How Labs Can Bolster Antimicrobial Stewardship
COVID-19 has emphasized the importance of rapid results from the laboratory
How microbiology labs help clinicians combat infections and antimicrobial resistance
Antimicrobial resistance (AMR) is a great threat to the health and well-being of humankind. In 2019, the U.S. Centers for Disease Control and Prevention estimated that 2.8 million patients annually are affected by resistant pathogens leading to more than 35,000 deaths. According to the 2016 AMR review, if trends continue, AMR will be a greater cause of mortality than heart disease or cancer by 2050. These facts, coupled with the crisis of the novel coronavirus (COVID-19), have highlighted our extraordinary battle against infectious diseases, and our greater-than-ever need for antimicrobial stewardship in the medical community. One of the best ways for health care systems to bolster their antimicrobial stewardship efforts is to closely partner with microbiology labs. These labs can provide rapid diagnostics as well as fast antimicrobial susceptibility test (AST) results. When combined with focused stewardship efforts, education, and real-time data, hospitals can combat antimicrobial resistance and deliver better patient outcomes.
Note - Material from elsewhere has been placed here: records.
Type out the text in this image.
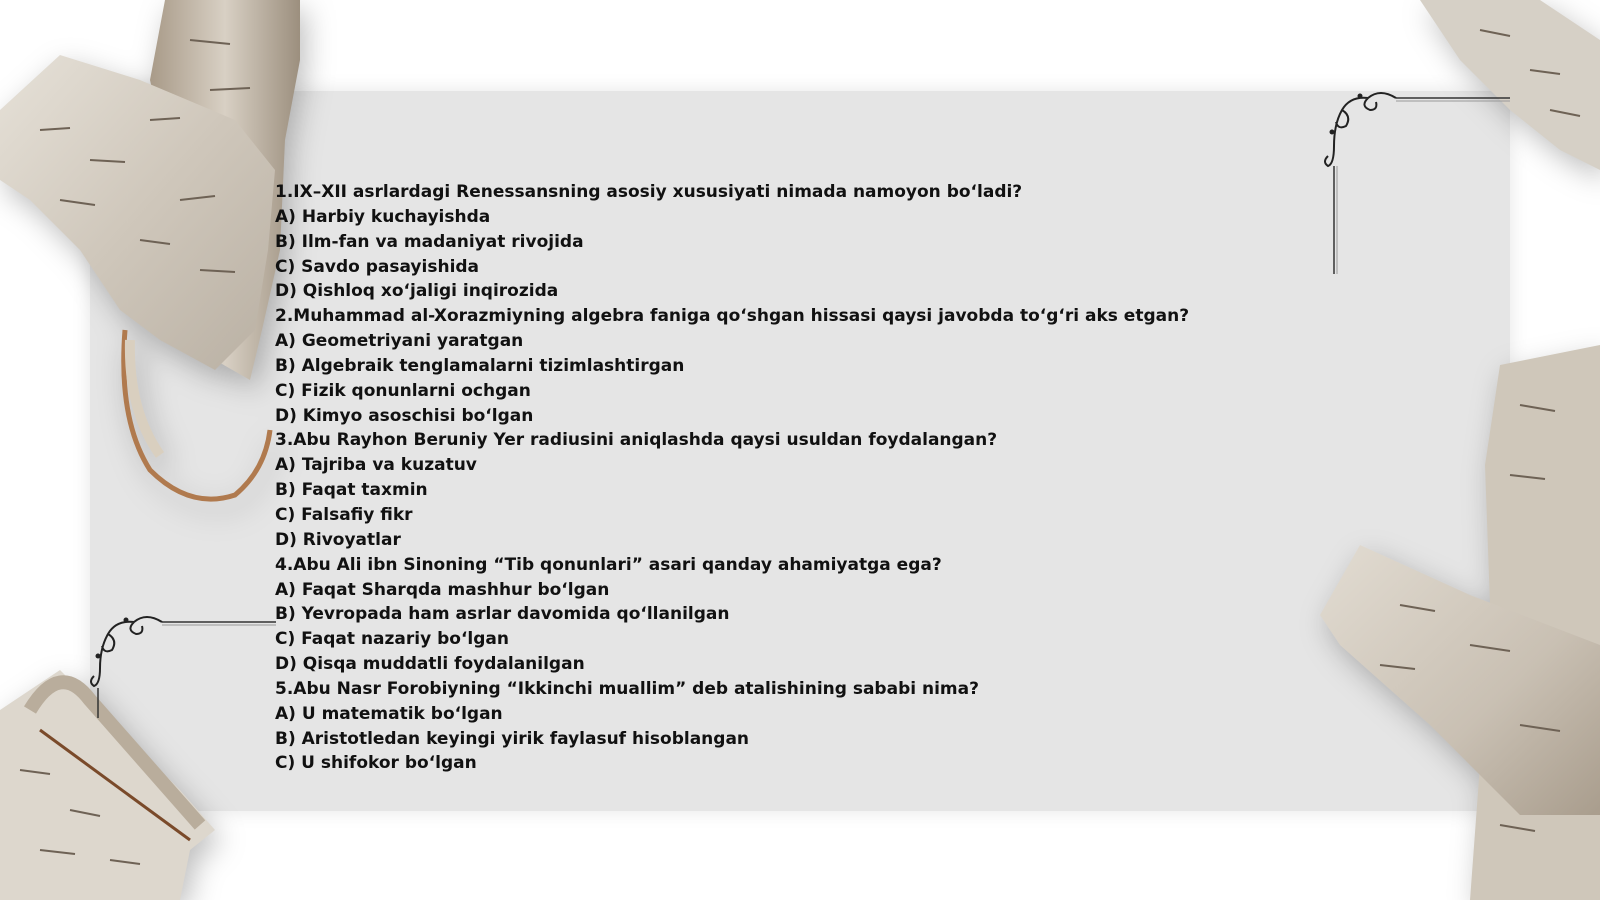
1.IX–XII asrlardagi Renessansning asosiy xususiyati nimada namoyon bo‘ladi?
A) Harbiy kuchayishda
B) Ilm-fan va madaniyat rivojida
C) Savdo pasayishida
D) Qishloq xo‘jaligi inqirozida
2.Muhammad al-Xorazmiyning algebra faniga qo‘shgan hissasi qaysi javobda to‘g‘ri aks etgan?
A) Geometriyani yaratgan
B) Algebraik tenglamalarni tizimlashtirgan
C) Fizik qonunlarni ochgan
D) Kimyo asoschisi bo‘lgan
3.Abu Rayhon Beruniy Yer radiusini aniqlashda qaysi usuldan foydalangan?
A) Tajriba va kuzatuv
B) Faqat taxmin
C) Falsafiy fikr
D) Rivoyatlar
4.Abu Ali ibn Sinoning “Tib qonunlari” asari qanday ahamiyatga ega?
A) Faqat Sharqda mashhur bo‘lgan
B) Yevropada ham asrlar davomida qo‘llanilgan
C) Faqat nazariy bo‘lgan
D) Qisqa muddatli foydalanilgan
5.Abu Nasr Forobiyning “Ikkinchi muallim” deb atalishining sababi nima?
A) U matematik bo‘lgan
B) Aristotledan keyingi yirik faylasuf hisoblangan
C) U shifokor bo‘lgan
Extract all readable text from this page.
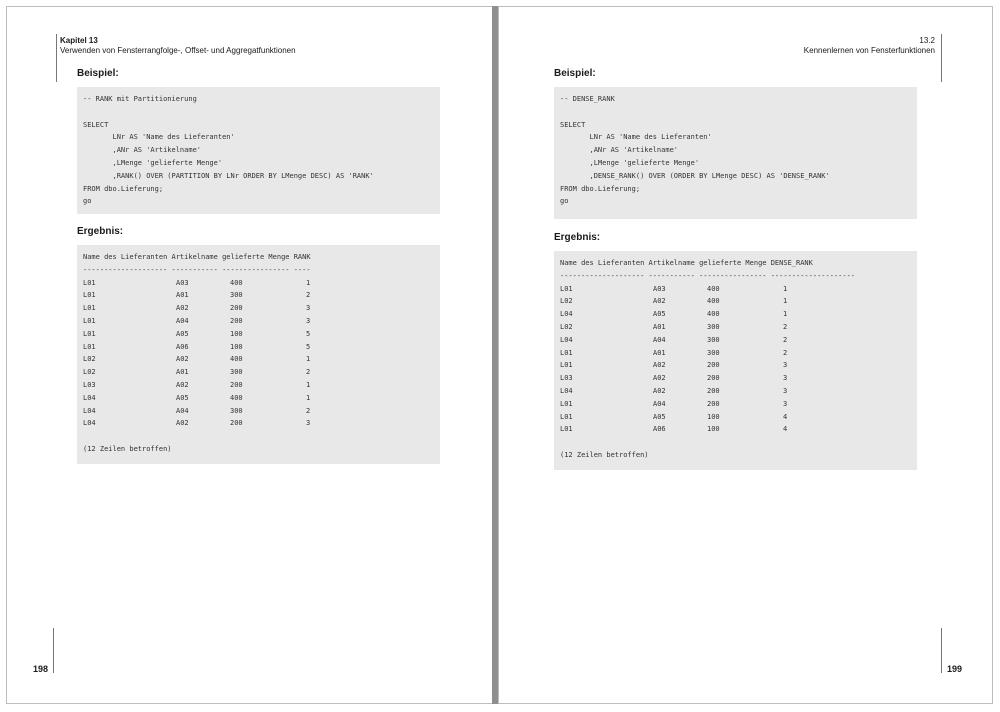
Kapitel 13
Verwenden von Fensterrangfolge-, Offset- und Aggregatfunktionen
Beispiel:
-- RANK mit Partitionierung
SELECT
LNr AS 'Name des Lieferanten'
,ANr AS 'Artikelname'
,LMenge 'gelieferte Menge'
,RANK() OVER (PARTITION BY LNr ORDER BY LMenge DESC) AS 'RANK'
FROM dbo.Lieferung;
go
Ergebnis:
Name des Lieferanten Artikelname gelieferte Menge RANK
-------------------- ----------- ---------------- ----
L01	A03	400	1
L01	A01	300	2
L01	A02	200	3
L01	A04	200	3
L01	A05	100	5
L01	A06	100	5
L02	A02	400	1
L02	A01	300	2
L03	A02	200	1
L04	A05	400	1
L04	A04	300	2
L04	A02	200	3
(12 Zeilen betroffen)
198
13.2
Kennenlernen von Fensterfunktionen
Beispiel:
-- DENSE_RANK
SELECT
LNr AS 'Name des Lieferanten'
,ANr AS 'Artikelname'
,LMenge 'gelieferte Menge'
,DENSE_RANK() OVER (ORDER BY LMenge DESC) AS 'DENSE_RANK'
FROM dbo.Lieferung;
go
Ergebnis:
Name des Lieferanten Artikelname gelieferte Menge DENSE_RANK
-------------------- ----------- ---------------- --------------------
L01	A03	400	1
L02	A02	400	1
L04	A05	400	1
L02	A01	300	2
L04	A04	300	2
L01	A01	300	2
L01	A02	200	3
L03	A02	200	3
L04	A02	200	3
L01	A04	200	3
L01	A05	100	4
L01	A06	100	4
(12 Zeilen betroffen)
199
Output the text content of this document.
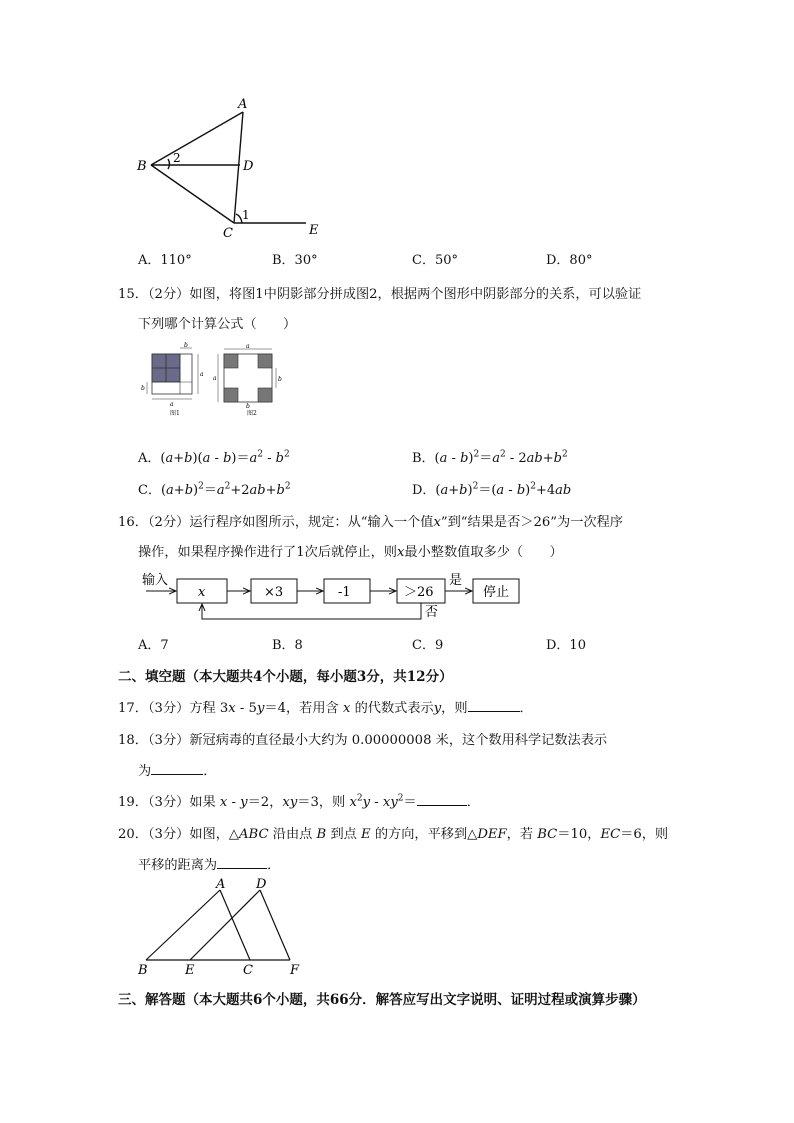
A
B	D
C	E
2
1
A．110°	B．30°	C．50°	D．80°
15．（2分）如图，将图1中阴影部分拼成图2，根据两个图形中阴影部分的关系，可以验证
下列哪个计算公式（　　）
b
a
a
b
a
a	b
b
图1	图2
A．$(a+b)(a - b)=a^2 - b^2$	B．$(a - b)^2=a^2 - 2ab+b^2$
C．$(a+b)^2=a^2+2ab+b^2$	D．$(a+b)^2=(a - b)^2+4ab$
16．（2分）运行程序如图所示，规定：从“输入一个值x”到“结果是否＞26”为一次程序
操作，如果程序操作进行了1次后就停止，则x最小整数值取多少（　　）
输入
x	×3	-1	＞26
是
否
停止
A．7	B．8	C．9	D．10
二、填空题（本大题共4个小题，每小题3分，共12分）
17．（3分）方程 3x - 5y＝4，若用含 x 的代数式表示y，则	．
18．（3分）新冠病毒的直径最小大约为 0.00000008 米，这个数用科学记数法表示
为	．
19．（3分）如果 x - y＝2，xy＝3，则 $x^2y - xy^2=$	．
20．（3分）如图，△ABC 沿由点 B 到点 E 的方向，平移到△DEF，若 BC＝10，EC＝6，则
平移的距离为	．
A D
B	E	C	F
三、解答题（本大题共6个小题，共66分．解答应写出文字说明、证明过程或演算步骤）
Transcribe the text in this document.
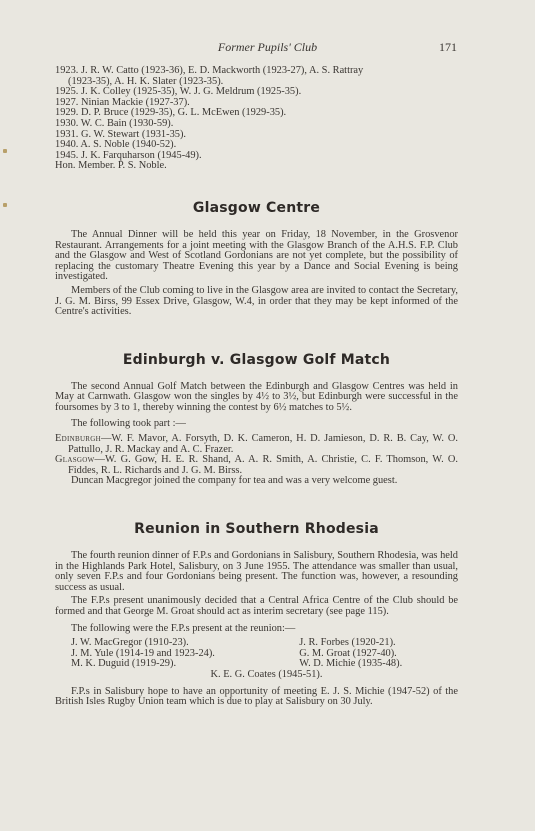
Former Pupils' Club	171
1923. J. R. W. Catto (1923-36), E. D. Mackworth (1923-27), A. S. Rattray
(1923-35), A. H. K. Slater (1923-35).
1925. J. K. Colley (1925-35), W. J. G. Meldrum (1925-35).
1927. Ninian Mackie (1927-37).
1929. D. P. Bruce (1929-35), G. L. McEwen (1929-35).
1930. W. C. Bain (1930-59).
1931. G. W. Stewart (1931-35).
1940. A. S. Noble (1940-52).
1945. J. K. Farquharson (1945-49).
Hon. Member. P. S. Noble.
Glasgow Centre
The Annual Dinner will be held this year on Friday, 18 November, in the Grosvenor Restaurant. Arrangements for a joint meeting with the Glasgow Branch of the A.H.S. F.P. Club and the Glasgow and West of Scotland Gordonians are not yet complete, but the possibility of replacing the customary Theatre Evening this year by a Dance and Social Evening is being investigated.
Members of the Club coming to live in the Glasgow area are invited to contact the Secretary, J. G. M. Birss, 99 Essex Drive, Glasgow, W.4, in order that they may be kept informed of the Centre's activities.
Edinburgh v. Glasgow Golf Match
The second Annual Golf Match between the Edinburgh and Glasgow Centres was held in May at Carnwath. Glasgow won the singles by 4½ to 3½, but Edinburgh were successful in the foursomes by 3 to 1, thereby winning the contest by 6½ matches to 5½.
The following took part :—
Edinburgh—W. F. Mavor, A. Forsyth, D. K. Cameron, H. D. Jamieson, D. R. B. Cay, W. O. Pattullo, J. R. Mackay and A. C. Frazer.
Glasgow—W. G. Gow, H. E. R. Shand, A. A. R. Smith, A. Christie, C. F. Thomson, W. O. Fiddes, R. L. Richards and J. G. M. Birss.
Duncan Macgregor joined the company for tea and was a very welcome guest.
Reunion in Southern Rhodesia
The fourth reunion dinner of F.P.s and Gordonians in Salisbury, Southern Rhodesia, was held in the Highlands Park Hotel, Salisbury, on 3 June 1955. The attendance was smaller than usual, only seven F.P.s and four Gordonians being present. The function was, however, a resounding success as usual.
The F.P.s present unanimously decided that a Central Africa Centre of the Club should be formed and that George M. Groat should act as interim secretary (see page 115).
The following were the F.P.s present at the reunion:—
J. W. MacGregor (1910-23).	J. R. Forbes (1920-21).
J. M. Yule (1914-19 and 1923-24).	G. M. Groat (1927-40).
M. K. Duguid (1919-29).	W. D. Michie (1935-48).
K. E. G. Coates (1945-51).
F.P.s in Salisbury hope to have an opportunity of meeting E. J. S. Michie (1947-52) of the British Isles Rugby Union team which is due to play at Salisbury on 30 July.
Getting faster AST results from the microbiology lab
Microbiology is the basis for the detection of multi-drug-resistant organisms and the impetus that prompts infection control action. Understanding whether or not a patient already has a drug-resistant infection prior to antibiotic selection is key to determining the best initial course of treatment. Microbiology labs have access to technology that provides AST results in an average of nine hours from bacterial colony growth, as well as direct from sample tests that are capable of delivering results from blood, cerebrospinal fluid, stool, and respiratory samples in hours rather than days. Because of the technology available today, microbiology labs need to be reading cultures 24/7 to provide these valuable results to clinicians. A stronger partnership with the microbiology lab is an essential strategy to combat AMR.
Additionally, microbiology labs can help change the habits of providers using frontline broad-spectrum antibiotics as a catchall solution. Selective and timely communication of diagnostics and AST results directly impacts prescribing and helps clinicians optimize antibiotic therapy. For antibiotic optimization to work efficiently, the laboratory analytical process needs to be predictable. What turnaround-time (TAT) can the microbiology laboratory provide for fast and actionable diagnostics and AST results? Are they accountable for providing that TAT? If patients are to receive the same level of care 24/7, we must demand 24/7 coverage for microbiology. Education, sustainable AST TAT, and rapid diagnostic tests can all be part of the strategy to combat AMR. Strengthening the microbiology laboratory and clinician partnership will go a long way to create much needed momentum for diagnostic stewardship.
Tracking antimicrobial susceptibility in patients
In the United States, infections caused by multidrug resistant organisms rack up healthcare costs of over $20 billion per year, due to the need for additional hospitalizations. As such, being able to track which patients may have a predisposition toward antibiotic resistance will not only save money, but also save countless lives. Fostering strong relationships between microbiology labs and clinicians can help track antimicrobial susceptibility in the following ways:
- Labs can provide historical or predictive AST reports before the healthcare provider prescribes antibiotics.
- Labs can flag active detection of viral pathogens in patients’ samples.
- Labs can advise clinicians to avoid collecting specimens from body sites associated with microbial colonization.
Using cloud-based technology for immediate data access
When it comes to fighting antibiotic resistance, access to rapid and reliable testing data at a single hospital is great, but access to unified testing data from around the world is even better. Cloud-based software can help provide that on-demand, comprehensive view of testing data by giving health care providers access to global databases with pathogen and antibiotic-resistant gene information collected from hospitals, clinics and facilities around the world.
Individual samples and test results can be analyzed against previously collected records to find similarities in pathogen strains or identify drug-resistant genes. This immediate access to pathogen data and outcomes can help clinicians make more confident treatment decisions. Overall, cloud-based data platforms are a powerful tool in antimicrobial stewardship related to fighting AMR, yet prior to 2020 these tools were still vastly under implemented. COVID-19 has greatly accelerated the uptake of cloud-based solutions for microbiology labs. The opportunity to expand the focus of these connections to aid in the fight against AMR must not be squandered. With these platforms and other lab-based solutions, practitioners can identify highly infectious, antibiotic-resistant pathogens in individual patients in real-time, and improve infection-control practices to safeguard against future outbreaks.